Of course people are interested in corporate and institutional honesty. They want their officials to behave properly, but they know that all of this matter is now before the Cole inquiry and they trust Justice Cole to come up with the answers to this issue much more than they trust a self-interested and fulminating Leader of the Opposition. I simply put it, through you, Mr Deputy Speaker, to the House: does anyone really think that a government which thought so ill of the regime of Saddam Hussein that it committed the troops of the Commonwealth of Australia to invade that country would have tolerated for a second the bribing of that regime, had it known about it?
This MPI alleges squandered opportunities of the government’s 10 years in office. We have made our mistakes, I am sure. We have not got everything right—of course. We are only human. But net government debt in 1996 was almost $100 billion. It is now negative $1.3 billion. Average mortgage rates under the former government were 12.75 per cent; under this government, 7.15 per cent. There were 8.3 million Australians in work in March 1996; there were 10 million Australians in work in December last year. That is 1.7 million new jobs. The unemployment rate in March 1996 was 8.2 per cent. It is 5.1 per cent now. Average inflation: 5.2 per cent under the former Labor government, just 2.4 per cent under this government.

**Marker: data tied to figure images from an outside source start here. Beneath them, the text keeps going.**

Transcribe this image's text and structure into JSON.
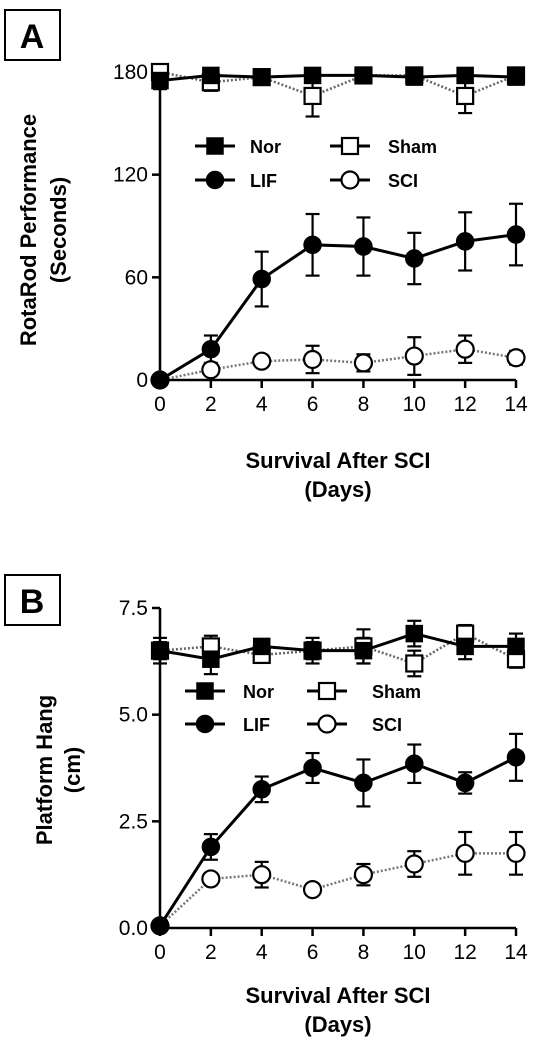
{
  "chart_data": [
    {
      "panel_label": "A",
      "type": "line",
      "xlabel_line1": "Survival After SCI",
      "xlabel_line2": "(Days)",
      "ylabel_line1": "RotaRod Performance",
      "ylabel_line2": "(Seconds)",
      "xlim": [
        0,
        14
      ],
      "ylim": [
        0,
        180
      ],
      "x_ticks": [
        0,
        2,
        4,
        6,
        8,
        10,
        12,
        14
      ],
      "y_ticks": [
        0,
        60,
        120,
        180
      ],
      "x": [
        0,
        2,
        4,
        6,
        8,
        10,
        12,
        14
      ],
      "series": [
        {
          "name": "Nor",
          "marker": "square-filled",
          "values": [
            175,
            178,
            177,
            178,
            178,
            177,
            178,
            177
          ],
          "errors": [
            5,
            4,
            3,
            3,
            3,
            3,
            3,
            3
          ]
        },
        {
          "name": "Sham",
          "marker": "square-open",
          "values": [
            180,
            174,
            177,
            166,
            178,
            178,
            166,
            178
          ],
          "errors": [
            3,
            5,
            3,
            12,
            3,
            3,
            10,
            3
          ]
        },
        {
          "name": "LIF",
          "marker": "circle-filled",
          "values": [
            0,
            18,
            59,
            79,
            78,
            71,
            81,
            85
          ],
          "errors": [
            0,
            8,
            16,
            18,
            17,
            15,
            17,
            18
          ]
        },
        {
          "name": "SCI",
          "marker": "circle-open",
          "values": [
            0,
            6,
            11,
            12,
            10,
            14,
            18,
            13
          ],
          "errors": [
            0,
            3,
            3,
            8,
            5,
            11,
            8,
            4
          ]
        }
      ]
    },
    {
      "panel_label": "B",
      "type": "line",
      "xlabel_line1": "Survival After SCI",
      "xlabel_line2": "(Days)",
      "ylabel_line1": "Platform Hang",
      "ylabel_line2": "(cm)",
      "xlim": [
        0,
        14
      ],
      "ylim": [
        0,
        7.5
      ],
      "x_ticks": [
        0,
        2,
        4,
        6,
        8,
        10,
        12,
        14
      ],
      "y_ticks": [
        "0.0",
        "2.5",
        "5.0",
        "7.5"
      ],
      "x": [
        0,
        2,
        4,
        6,
        8,
        10,
        12,
        14
      ],
      "series": [
        {
          "name": "Nor",
          "marker": "square-filled",
          "values": [
            6.5,
            6.3,
            6.6,
            6.5,
            6.5,
            6.9,
            6.6,
            6.6
          ],
          "errors": [
            0.3,
            0.35,
            0.15,
            0.3,
            0.3,
            0.3,
            0.3,
            0.3
          ]
        },
        {
          "name": "Sham",
          "marker": "square-open",
          "values": [
            6.5,
            6.6,
            6.4,
            6.5,
            6.6,
            6.2,
            6.9,
            6.3
          ],
          "errors": [
            0.2,
            0.25,
            0.15,
            0.2,
            0.4,
            0.3,
            0.2,
            0.2
          ]
        },
        {
          "name": "LIF",
          "marker": "circle-filled",
          "values": [
            0.05,
            1.9,
            3.25,
            3.75,
            3.4,
            3.85,
            3.4,
            4.0
          ],
          "errors": [
            0,
            0.3,
            0.3,
            0.35,
            0.55,
            0.45,
            0.25,
            0.55
          ]
        },
        {
          "name": "SCI",
          "marker": "circle-open",
          "values": [
            0.05,
            1.15,
            1.25,
            0.9,
            1.25,
            1.5,
            1.75,
            1.75
          ],
          "errors": [
            0,
            0.1,
            0.3,
            0.1,
            0.25,
            0.3,
            0.5,
            0.5
          ]
        }
      ]
    }
  ]
}
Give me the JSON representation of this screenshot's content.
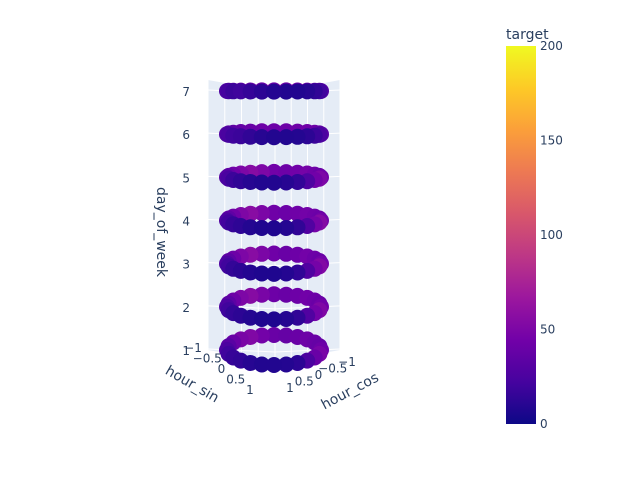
{
  "chart_data": {
    "type": "scatter3d",
    "axes": {
      "x": {
        "label": "hour_sin",
        "ticks": [
          "1",
          "0.5",
          "0",
          "−0.5",
          "−1"
        ]
      },
      "y": {
        "label": "hour_cos",
        "ticks": [
          "1",
          "0.5",
          "0",
          "−0.5",
          "−1"
        ]
      },
      "z": {
        "label": "day_of_week",
        "ticks": [
          "1",
          "2",
          "3",
          "4",
          "5",
          "6",
          "7"
        ],
        "range": [
          1,
          7
        ]
      }
    },
    "colorbar": {
      "title": "target",
      "ticks": [
        "0",
        "50",
        "100",
        "150",
        "200"
      ],
      "range": [
        0,
        200
      ],
      "colorscale": [
        "#0d0887",
        "#46039f",
        "#7201a8",
        "#9c179e",
        "#bd3786",
        "#d8576b",
        "#ed7953",
        "#fb9f3a",
        "#fdca26",
        "#f0f921"
      ]
    },
    "series": {
      "points_per_day": 24,
      "days": [
        1,
        2,
        3,
        4,
        5,
        6,
        7
      ],
      "target_values": [
        [
          14,
          10,
          8,
          8,
          9,
          12,
          25,
          40,
          48,
          42,
          38,
          40,
          42,
          40,
          38,
          40,
          45,
          52,
          48,
          40,
          32,
          25,
          20,
          16
        ],
        [
          12,
          9,
          7,
          7,
          9,
          14,
          28,
          45,
          52,
          44,
          40,
          42,
          44,
          42,
          40,
          42,
          48,
          55,
          50,
          42,
          34,
          26,
          20,
          15
        ],
        [
          12,
          9,
          7,
          7,
          9,
          14,
          28,
          46,
          53,
          45,
          40,
          42,
          45,
          42,
          40,
          43,
          49,
          56,
          50,
          42,
          34,
          26,
          20,
          15
        ],
        [
          13,
          9,
          7,
          7,
          9,
          14,
          28,
          46,
          54,
          45,
          41,
          43,
          45,
          43,
          41,
          43,
          49,
          56,
          51,
          43,
          35,
          27,
          21,
          16
        ],
        [
          14,
          10,
          8,
          8,
          10,
          15,
          27,
          44,
          50,
          44,
          40,
          43,
          46,
          44,
          42,
          44,
          50,
          55,
          50,
          44,
          37,
          30,
          24,
          18
        ],
        [
          18,
          14,
          10,
          8,
          8,
          9,
          12,
          18,
          25,
          32,
          38,
          42,
          44,
          43,
          42,
          42,
          42,
          40,
          38,
          35,
          32,
          28,
          24,
          20
        ],
        [
          20,
          16,
          12,
          9,
          8,
          8,
          10,
          14,
          20,
          28,
          35,
          40,
          42,
          42,
          40,
          40,
          40,
          38,
          36,
          33,
          30,
          26,
          22,
          18
        ]
      ]
    }
  }
}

In 1995 the Australian standard of living ranked 13th in the OECD; last year we ranked eighth in the OECD. Real wages growth under the term of members opposite was 0.3 per cent. Under this government it has been 15.5 per cent. Total household wealth was $2,048 billion in March 1996 and $4,553 billion in December last year. It has more than doubled. I could go on and on about the comparative performance of this government and the former Labor government. I think it is pretty obvious that whatever mistakes we have made, whatever sins of omission there may have been, this has been a government which has taken its responsibilities seriously and which has delivered a better life to the overwhelming majority of the people of Australia.

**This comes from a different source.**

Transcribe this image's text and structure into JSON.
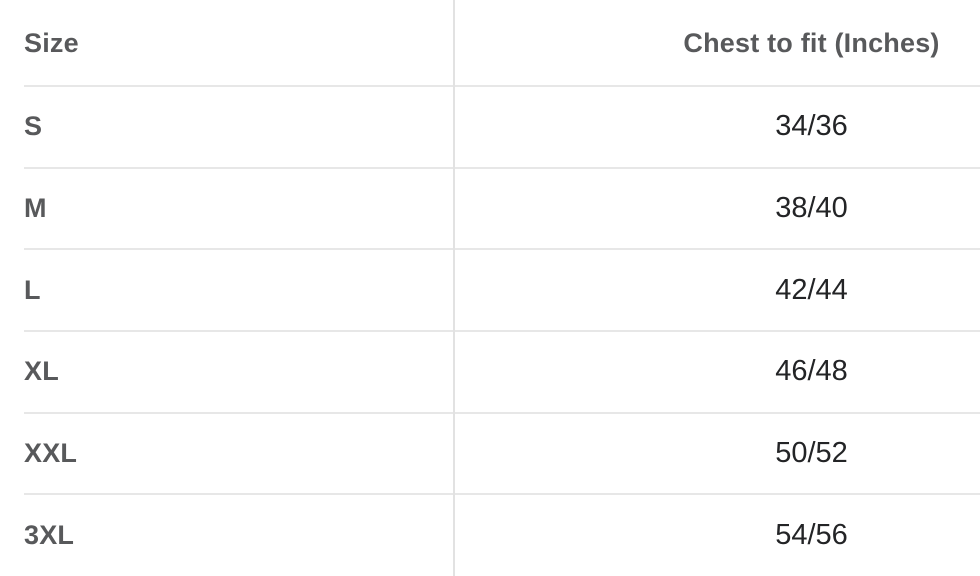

Let us talk about squandered opportunities. I can make all sorts of criticisms about the Australian Labor Party and my criticisms will be discounted because I would say that, wouldn’t I? But someone who cannot be discounted, someone whose criticisms have to be taken seriously, is the member for Batman, Mr Martin Ferguson, who said of his own party in yesterday’s Australian:
The result is that after a decade in Opposition we have plenty of storytellers but not much of a story to tell. This will not be remedied by rubbing out sitting MPs in safe Labor seats in favour of party hacks with factional numbers on public office selection panels or through branch stacks.
They will bring nothing to the caucus except a further choke on the free development of an innovative policy agenda and a further weakening of the elected caucus in favour of the centralisation of power to a few trade union and party officials in Melbourne, Sydney and Brisbane.
So where are the declining standards of integrity? Where is the lack of accountability? Where are the squandered opportunities of the last 10 years? According to an opposition frontbencher, the member for Batman, they lie on that side of the parliament. We have seen a lot of huffing and puffing from the Leader of the Opposition against the government. If he were serious, if he were a man of strength, what he should be doing is lifting a finger to protect his own colleagues whose preselections are currently under threat.